Salazar will get complex grilling at confirmation hearings

Sen. Ken Salazar has some homework to do.
If he's confirmed as Interior secretary, he inherits a massive bureaucracy beset by perennial headaches, and some of the toughest issues are far outside his Colorado comfort zone.
He'll have to get up to speed on American Indian issues, tribal recognition and gambling, the Arctic ecosystem and polar bear protection, the Wyoming snowmobile debate, security at national monuments, a national park maintenance backlog and the complexities of an $11 billion budget.
For starters, he could expect to see his name listed as the lead defendant in a 12-year-old class-action lawsuit accusing the Interior Department of a century of mismanagement of trust accounts set up to compensate American Indians for the use of their lands for energy development or grazing.
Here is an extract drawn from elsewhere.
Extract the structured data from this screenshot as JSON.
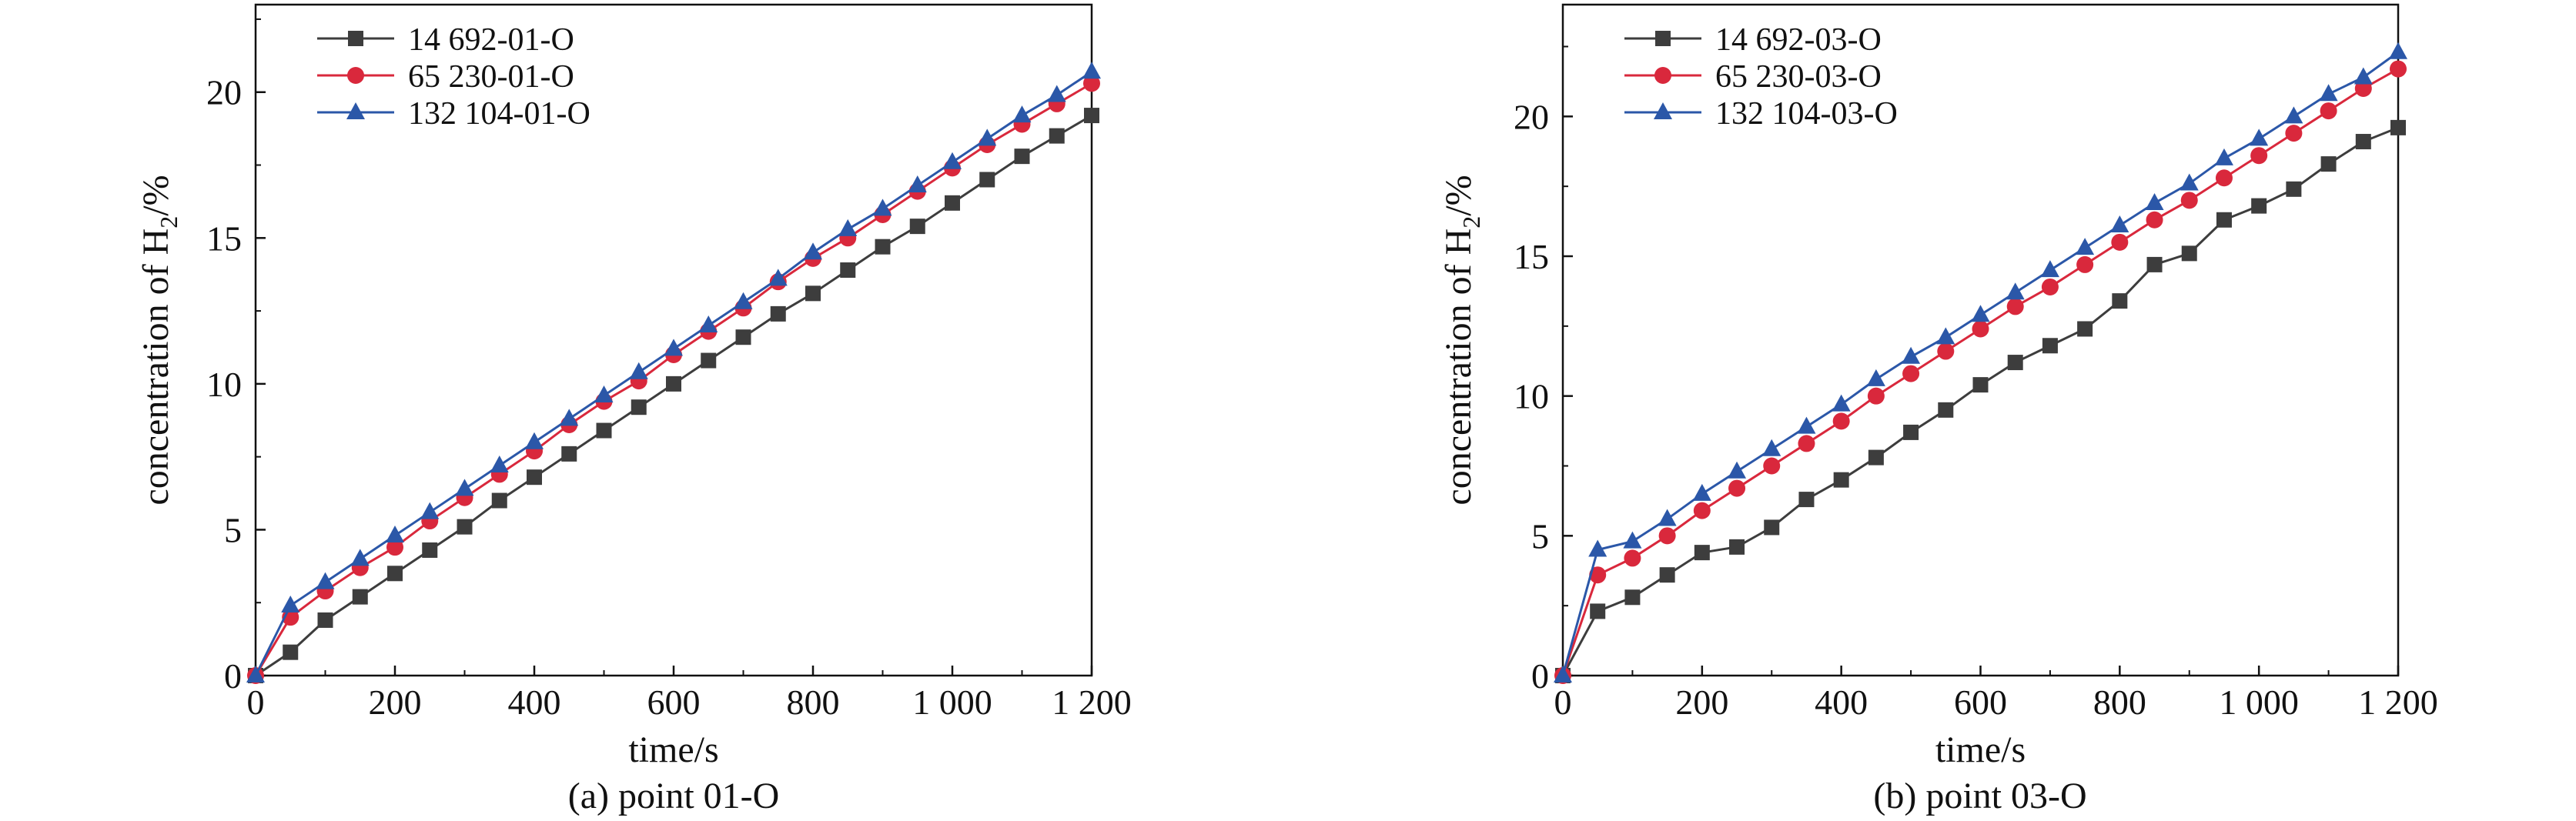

The lead plaintiff, Elouise Cobell, issued a statement last week highlighting President-elect Barack Obama's promise to work with Salazar "to make sure the tribal nations have a voice in this administration." But it stopped short of glowing praise for the Cabinet pick.
"We don't think he knows enough about the case at this point, which is a surprise in a way, given that two secretaries have been held in contempt," said Cobell spokesman Bill McAllister. "We're not discouraged with the nomination at all. We hope he'll be well briefed by the time he takes office."
Any time a new Interior secretary is nominated, debates over oil drilling on public lands often dominate the spotlight. But McAllister, a former newspaper reporter and longtime observer of the Interior Department warns, "There's a lot more to the Interior Department than, frankly, meets the eye."
"The environmental groups are so aggressive in getting their message out that a lot of the other groups that are affected by Interior are lost in the conversation," he said. "There are millions of people whose lives are controlled by this department."
Salazar's resume includes varied experience as a water lawyer, state national resources director, attorney general and now legislator. But with its nine big bureaus, including the Bureau of Land Management, Fish and Wildlife Service, and Bureau of Indian Affairs, Interior is a one-of-a-kind challenge.
There's a long-simmering fight over whether to allow snowmobiles in Yellowstone National Park. The department has to make tough decisions on threatened or endangered species.
Once an Interior secretary takes office, the details get delegated to deputies. But during confirmation hearings in the U.S. Senate, senators often like to quiz nominees on the broadest possible array of issues.
Since the election, Obama's transition team has gotten briefings and gathered information about the inner workings of various departments across the government, including Interior. But the department has not received any requests to brief Salazar, said Larry Jensen, a deputy solicitor who leads the Interior Department's transition team.
"I think in the past there have been some modest requests for information. That's pretty much the role the department plays" before a nominee is confirmed, Jensen said. "Once he's confirmed, obviously we're very intensely involved. ... Getting him confirmed is a responsibility that falls elsewhere."
Once that happens, Jensen said, "He'll have plenty of people ready, willing and able to give him advice."